38:4 Nichts blieb gesund an meinem Leib, weil du mir grollst; / weil ich gesündigt, blieb an meinen Gliedern nichts heil.
38:5 Denn meine Sünden schlagen mir über dem Kopf zusammen, / sie erdrücken mich wie eine schwere Last.
38:6 Mir schwären, mir eitern die Wunden / wegen meiner Torheit.
38:7 Ich bin gekrümmt und tief gebeugt, / den ganzen Tag geh ich traurig einher.
38:8 Denn meine Lenden sind voller Brand, / nichts blieb gesund an meinem Leib.
38:9 Kraftlos bin ich und ganz zerschlagen, / ich schreie in der Qual meines Herzens.
38:10 All mein Sehnen, Herr, liegt offen vor dir, / mein Seufzen ist dir nicht verborgen.
38:11 Mein Herz pocht heftig, mich hat die Kraft verlassen, / geschwunden ist mir das Licht der Augen.
38:12 Freunde und Gefährten bleiben mir fern in meinem Unglück / und meine Nächsten meiden mich.
38:13 Die mir nach dem Leben trachten, legen mir Schlingen; / die mein Unheil suchen, planen Verderben, / den ganzen Tag haben sie Arglist im Sinn.

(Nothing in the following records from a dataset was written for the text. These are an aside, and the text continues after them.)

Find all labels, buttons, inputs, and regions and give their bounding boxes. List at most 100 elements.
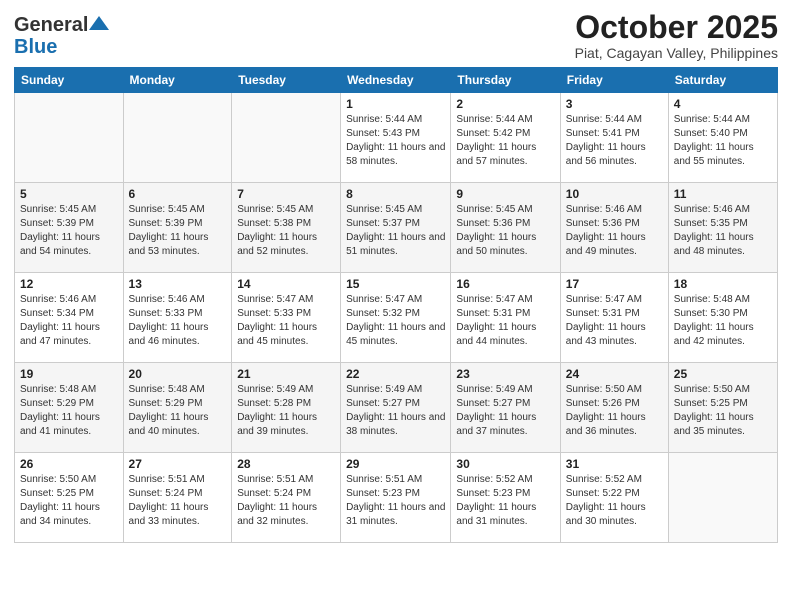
day-info: Sunrise: 5:45 AMSunset: 5:37 PMDaylight:…	[346, 204, 445, 257]
day-number: 28	[237, 457, 335, 471]
day-info: Sunrise: 5:51 AMSunset: 5:24 PMDaylight:…	[129, 474, 209, 527]
day-number: 8	[346, 187, 445, 201]
day-info: Sunrise: 5:46 AMSunset: 5:34 PMDaylight:…	[20, 294, 100, 347]
calendar-cell	[232, 93, 341, 183]
calendar-cell: 21 Sunrise: 5:49 AMSunset: 5:28 PMDaylig…	[232, 363, 341, 453]
day-info: Sunrise: 5:52 AMSunset: 5:23 PMDaylight:…	[456, 474, 536, 527]
day-info: Sunrise: 5:47 AMSunset: 5:31 PMDaylight:…	[566, 294, 646, 347]
day-number: 4	[674, 97, 772, 111]
logo-triangle-icon	[89, 16, 109, 30]
calendar-cell: 11 Sunrise: 5:46 AMSunset: 5:35 PMDaylig…	[668, 183, 777, 273]
day-number: 15	[346, 277, 445, 291]
calendar-cell: 18 Sunrise: 5:48 AMSunset: 5:30 PMDaylig…	[668, 273, 777, 363]
month-title: October 2025	[575, 10, 778, 45]
day-number: 10	[566, 187, 663, 201]
calendar-cell: 6 Sunrise: 5:45 AMSunset: 5:39 PMDayligh…	[123, 183, 232, 273]
calendar-cell: 26 Sunrise: 5:50 AMSunset: 5:25 PMDaylig…	[15, 453, 124, 543]
day-number: 7	[237, 187, 335, 201]
header-area: General Blue October 2025 Piat, Cagayan …	[14, 10, 778, 61]
calendar-cell: 25 Sunrise: 5:50 AMSunset: 5:25 PMDaylig…	[668, 363, 777, 453]
header-thursday: Thursday	[451, 68, 560, 93]
day-number: 9	[456, 187, 554, 201]
day-number: 27	[129, 457, 227, 471]
day-number: 20	[129, 367, 227, 381]
header-friday: Friday	[560, 68, 668, 93]
day-number: 31	[566, 457, 663, 471]
calendar-table: Sunday Monday Tuesday Wednesday Thursday…	[14, 67, 778, 543]
calendar-cell: 28 Sunrise: 5:51 AMSunset: 5:24 PMDaylig…	[232, 453, 341, 543]
calendar-cell: 27 Sunrise: 5:51 AMSunset: 5:24 PMDaylig…	[123, 453, 232, 543]
calendar-week-row: 12 Sunrise: 5:46 AMSunset: 5:34 PMDaylig…	[15, 273, 778, 363]
day-number: 2	[456, 97, 554, 111]
day-number: 22	[346, 367, 445, 381]
calendar-cell: 20 Sunrise: 5:48 AMSunset: 5:29 PMDaylig…	[123, 363, 232, 453]
day-number: 26	[20, 457, 118, 471]
day-info: Sunrise: 5:44 AMSunset: 5:41 PMDaylight:…	[566, 114, 646, 167]
calendar-cell: 10 Sunrise: 5:46 AMSunset: 5:36 PMDaylig…	[560, 183, 668, 273]
day-number: 6	[129, 187, 227, 201]
header-monday: Monday	[123, 68, 232, 93]
logo-text-general: General	[14, 14, 88, 36]
day-info: Sunrise: 5:48 AMSunset: 5:30 PMDaylight:…	[674, 294, 754, 347]
calendar-cell: 1 Sunrise: 5:44 AMSunset: 5:43 PMDayligh…	[341, 93, 451, 183]
day-info: Sunrise: 5:49 AMSunset: 5:27 PMDaylight:…	[346, 384, 445, 437]
calendar-cell: 2 Sunrise: 5:44 AMSunset: 5:42 PMDayligh…	[451, 93, 560, 183]
calendar-cell: 14 Sunrise: 5:47 AMSunset: 5:33 PMDaylig…	[232, 273, 341, 363]
day-info: Sunrise: 5:44 AMSunset: 5:43 PMDaylight:…	[346, 114, 445, 167]
calendar-cell: 24 Sunrise: 5:50 AMSunset: 5:26 PMDaylig…	[560, 363, 668, 453]
calendar-cell: 15 Sunrise: 5:47 AMSunset: 5:32 PMDaylig…	[341, 273, 451, 363]
location: Piat, Cagayan Valley, Philippines	[575, 45, 778, 61]
day-info: Sunrise: 5:52 AMSunset: 5:22 PMDaylight:…	[566, 474, 646, 527]
day-number: 5	[20, 187, 118, 201]
day-info: Sunrise: 5:49 AMSunset: 5:28 PMDaylight:…	[237, 384, 317, 437]
calendar-cell: 23 Sunrise: 5:49 AMSunset: 5:27 PMDaylig…	[451, 363, 560, 453]
calendar-cell: 30 Sunrise: 5:52 AMSunset: 5:23 PMDaylig…	[451, 453, 560, 543]
day-info: Sunrise: 5:50 AMSunset: 5:25 PMDaylight:…	[20, 474, 100, 527]
calendar-cell	[123, 93, 232, 183]
day-number: 14	[237, 277, 335, 291]
day-info: Sunrise: 5:51 AMSunset: 5:23 PMDaylight:…	[346, 474, 445, 527]
header-tuesday: Tuesday	[232, 68, 341, 93]
day-info: Sunrise: 5:48 AMSunset: 5:29 PMDaylight:…	[129, 384, 209, 437]
day-info: Sunrise: 5:48 AMSunset: 5:29 PMDaylight:…	[20, 384, 100, 437]
day-info: Sunrise: 5:46 AMSunset: 5:33 PMDaylight:…	[129, 294, 209, 347]
day-number: 30	[456, 457, 554, 471]
calendar-week-row: 26 Sunrise: 5:50 AMSunset: 5:25 PMDaylig…	[15, 453, 778, 543]
calendar-cell: 4 Sunrise: 5:44 AMSunset: 5:40 PMDayligh…	[668, 93, 777, 183]
day-number: 3	[566, 97, 663, 111]
logo: General Blue	[14, 14, 109, 58]
calendar-week-row: 5 Sunrise: 5:45 AMSunset: 5:39 PMDayligh…	[15, 183, 778, 273]
calendar-cell: 29 Sunrise: 5:51 AMSunset: 5:23 PMDaylig…	[341, 453, 451, 543]
day-number: 17	[566, 277, 663, 291]
day-number: 23	[456, 367, 554, 381]
calendar-cell: 31 Sunrise: 5:52 AMSunset: 5:22 PMDaylig…	[560, 453, 668, 543]
logo-text-blue: Blue	[14, 36, 57, 58]
calendar-week-row: 1 Sunrise: 5:44 AMSunset: 5:43 PMDayligh…	[15, 93, 778, 183]
calendar-container: General Blue October 2025 Piat, Cagayan …	[0, 0, 792, 551]
calendar-cell: 5 Sunrise: 5:45 AMSunset: 5:39 PMDayligh…	[15, 183, 124, 273]
day-number: 21	[237, 367, 335, 381]
day-number: 18	[674, 277, 772, 291]
day-info: Sunrise: 5:45 AMSunset: 5:38 PMDaylight:…	[237, 204, 317, 257]
day-number: 12	[20, 277, 118, 291]
day-info: Sunrise: 5:45 AMSunset: 5:36 PMDaylight:…	[456, 204, 536, 257]
day-number: 24	[566, 367, 663, 381]
calendar-cell: 8 Sunrise: 5:45 AMSunset: 5:37 PMDayligh…	[341, 183, 451, 273]
day-info: Sunrise: 5:46 AMSunset: 5:36 PMDaylight:…	[566, 204, 646, 257]
day-number: 29	[346, 457, 445, 471]
day-info: Sunrise: 5:49 AMSunset: 5:27 PMDaylight:…	[456, 384, 536, 437]
calendar-cell: 12 Sunrise: 5:46 AMSunset: 5:34 PMDaylig…	[15, 273, 124, 363]
day-info: Sunrise: 5:44 AMSunset: 5:40 PMDaylight:…	[674, 114, 754, 167]
day-number: 16	[456, 277, 554, 291]
day-info: Sunrise: 5:50 AMSunset: 5:26 PMDaylight:…	[566, 384, 646, 437]
title-block: October 2025 Piat, Cagayan Valley, Phili…	[575, 10, 778, 61]
calendar-cell	[15, 93, 124, 183]
day-info: Sunrise: 5:47 AMSunset: 5:31 PMDaylight:…	[456, 294, 536, 347]
calendar-cell: 16 Sunrise: 5:47 AMSunset: 5:31 PMDaylig…	[451, 273, 560, 363]
calendar-cell	[668, 453, 777, 543]
day-number: 13	[129, 277, 227, 291]
day-number: 25	[674, 367, 772, 381]
day-info: Sunrise: 5:47 AMSunset: 5:33 PMDaylight:…	[237, 294, 317, 347]
day-info: Sunrise: 5:51 AMSunset: 5:24 PMDaylight:…	[237, 474, 317, 527]
weekday-header-row: Sunday Monday Tuesday Wednesday Thursday…	[15, 68, 778, 93]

38:14 Ich bin wie ein Tauber, der nicht hört, / wie ein Stummer, der den Mund nicht auftut.
38:15 Ich bin wie einer, der nicht mehr hören kann, / aus dessen Mund keine Entgegnung kommt.
38:16 Doch auf dich, Herr, harre ich; / du wirst mich erhören, Herr, mein Gott.
38:17 Denn ich sage: Über mich sollen die sich nicht freuen, / die gegen mich prahlen, wenn meine Füße straucheln.
38:18 Ich bin dem Fallen nahe, / mein Leid steht mir immer vor Augen.
38:19 Ja, ich bekenne meine Schuld, / ich bin wegen meiner Sünde in Angst.
38:20 Die mich ohne Grund befehden, sind stark; / viele hassen mich wegen nichts.
38:21 Sie vergelten mir Gutes mit Bösem, / sie sind mir Feind; denn ich trachte nach dem Guten.
38:22 Herr, verlass mich nicht, bleib mir nicht fern, mein Gott! /
38:23 Eile mir zu Hilfe, Herr, du mein Heil!